LA MÉDIATHÈQUE ÉDUC’ACTIVE DES CEMÉA

Le prix des choses

En éducation tout ne se mesure pas en termes de prix
Quel est le prix d’un moment passé par des enfants à jouer ensemble ? La relation à l’autre n’est heureusement pas quantifiable financièrement, contrairement à l’environnement matériel qui l’entoure.
Média secondaire
BD Le prix des choses

 

Plus c’est cher, mieux c’est ! La qualité a un prix... Des affirmations que le système économique impose comme une évidence. Mais la problématique est bien plus complexe, en particulier lorsqu’il s’agit d’éducation.

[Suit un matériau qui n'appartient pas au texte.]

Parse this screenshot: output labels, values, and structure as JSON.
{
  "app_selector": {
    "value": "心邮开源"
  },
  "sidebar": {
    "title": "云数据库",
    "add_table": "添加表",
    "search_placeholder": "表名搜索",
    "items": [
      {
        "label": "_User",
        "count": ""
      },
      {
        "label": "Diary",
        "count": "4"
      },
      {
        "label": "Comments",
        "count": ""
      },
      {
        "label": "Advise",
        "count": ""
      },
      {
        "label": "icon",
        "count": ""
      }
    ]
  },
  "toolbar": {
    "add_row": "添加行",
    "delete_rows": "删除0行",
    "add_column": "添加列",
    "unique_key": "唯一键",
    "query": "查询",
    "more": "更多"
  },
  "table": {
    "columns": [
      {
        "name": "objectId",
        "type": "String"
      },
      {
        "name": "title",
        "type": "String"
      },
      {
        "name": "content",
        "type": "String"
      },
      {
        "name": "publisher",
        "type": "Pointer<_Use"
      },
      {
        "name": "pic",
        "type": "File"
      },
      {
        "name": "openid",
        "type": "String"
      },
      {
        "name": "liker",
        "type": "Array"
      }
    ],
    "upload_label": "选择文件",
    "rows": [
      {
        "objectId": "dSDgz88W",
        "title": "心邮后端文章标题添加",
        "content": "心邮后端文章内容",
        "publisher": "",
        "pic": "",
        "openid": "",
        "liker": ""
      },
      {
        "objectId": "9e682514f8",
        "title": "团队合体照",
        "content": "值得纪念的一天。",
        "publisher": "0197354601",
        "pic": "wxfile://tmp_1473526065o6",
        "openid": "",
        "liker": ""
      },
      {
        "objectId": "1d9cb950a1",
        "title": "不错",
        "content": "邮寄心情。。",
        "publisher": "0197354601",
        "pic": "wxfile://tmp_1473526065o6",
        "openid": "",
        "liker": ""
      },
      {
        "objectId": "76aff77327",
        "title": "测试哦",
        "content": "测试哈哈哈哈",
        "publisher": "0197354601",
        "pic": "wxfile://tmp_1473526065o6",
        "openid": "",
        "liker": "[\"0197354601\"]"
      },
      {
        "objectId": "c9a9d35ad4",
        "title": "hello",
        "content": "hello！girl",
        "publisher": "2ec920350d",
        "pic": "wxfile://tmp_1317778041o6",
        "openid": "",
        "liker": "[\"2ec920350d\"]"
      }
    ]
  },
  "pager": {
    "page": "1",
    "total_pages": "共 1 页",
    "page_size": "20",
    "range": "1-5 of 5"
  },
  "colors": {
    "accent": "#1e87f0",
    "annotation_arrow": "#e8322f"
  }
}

Tout peut-il se définir par rapport à un prix ? S’il est possible d’évaluer le coût d’une heure de poney, d’escalade, de voile… en fonction d’une grille tarifaire, cela devient étrange voire absurde si l’on décentre ce mode d’évaluation à des moments informels de relations, de discussions, de jeu, de plaisir à être ensemble, de disputes, de temps passé à regarder un paysage, à imaginer, à dormir... Ces temps éducatifs sont majeurs pour la construction d’un individu, mais vouloir les chiffrer n’aurait pas de sens. Si l’on interroge les enfants et les jeunes sur leurs séjours de vacances, la place qu’ils donnent aux copains, copines et aux relations est bien souvent première, bien que n’étant ni tarifée, ni tarifable.

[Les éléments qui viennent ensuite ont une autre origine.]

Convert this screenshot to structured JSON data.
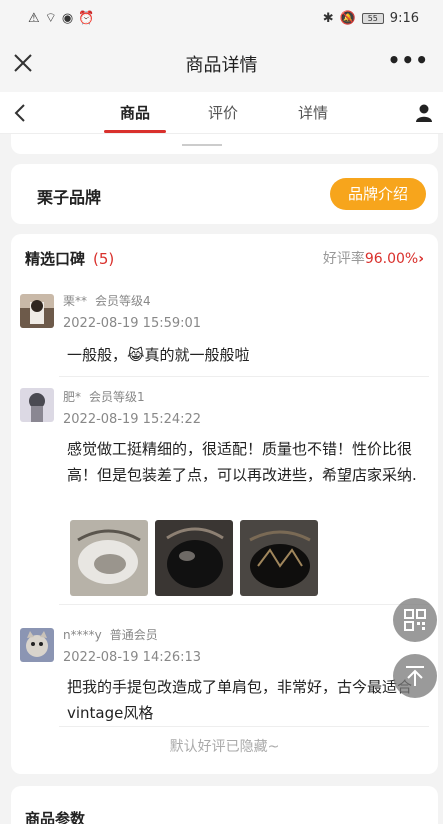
{
  "status_bar": {
    "time": "9:16",
    "battery": "55"
  },
  "nav": {
    "title": "商品详情",
    "more": "•••"
  },
  "tabs": [
    {
      "label": "商品",
      "active": true
    },
    {
      "label": "评价",
      "active": false
    },
    {
      "label": "详情",
      "active": false
    }
  ],
  "brand": {
    "name": "栗子品牌",
    "button": "品牌介绍"
  },
  "reviews_section": {
    "title": "精选口碑",
    "count": "(5)",
    "rate_label": "好评率",
    "rate_value": "96.00%",
    "rate_arrow": "›",
    "hidden_note": "默认好评已隐藏~",
    "items": [
      {
        "user": "栗**",
        "level": "会员等级4",
        "date": "2022-08-19 15:59:01",
        "text": "一般般，😹真的就一般般啦"
      },
      {
        "user": "肥*",
        "level": "会员等级1",
        "date": "2022-08-19 15:24:22",
        "text": "感觉做工挺精细的，很适配！质量也不错！性价比很高！但是包装差了点，可以再改进些，希望店家采纳."
      },
      {
        "user": "n****y",
        "level": "普通会员",
        "date": "2022-08-19 14:26:13",
        "text": "把我的手提包改造成了单肩包，非常好，古今最适合vintage风格"
      }
    ]
  },
  "params": {
    "title": "商品参数"
  },
  "colors": {
    "accent": "#d9302c",
    "brand_button": "#f7a51c"
  },
  "icons": [
    "close-icon",
    "more-icon",
    "back-icon",
    "user-icon",
    "qrcode-icon",
    "back-to-top-icon"
  ]
}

Pourtant, tous ces moments de vie et d’éducation sont parfois victimes d’une mise en concurrence avec des activités pouvant être quantifiées financièrement. « Je n’ai quand même pas payé un séjour ce prix-là pour que mes enfants jouent à cache-cache, aillent se promener et dorment ! ». Le rapport actuel à la valeur marchande de l’activité peut aller jusqu’à interroger la notion même de vacances. Des parents déclaraient lors d’un micro-trottoir n’avoir pu offrir que deux jours de « vraies vacances » à leurs enfants, durant l’été. Pourtant, avec le budget dépensé pour ce weekend dans un parc à thème, il leur aurait été possible de passer beaucoup plus de temps autrement. Se balader, admirer un coucher de soleil, jouer dans les bois, ramasser des petits fruits, mettre les pieds dans un ruisseau, découvrir un lieu… ne sont pas des activités que l’on peut définir par un tarif d’entrée, mais peuvent être de « vrais » moments de vacances. Et ils ne nécessitent pas forcément de déplacements longs ou un coût d’hébergement élevé.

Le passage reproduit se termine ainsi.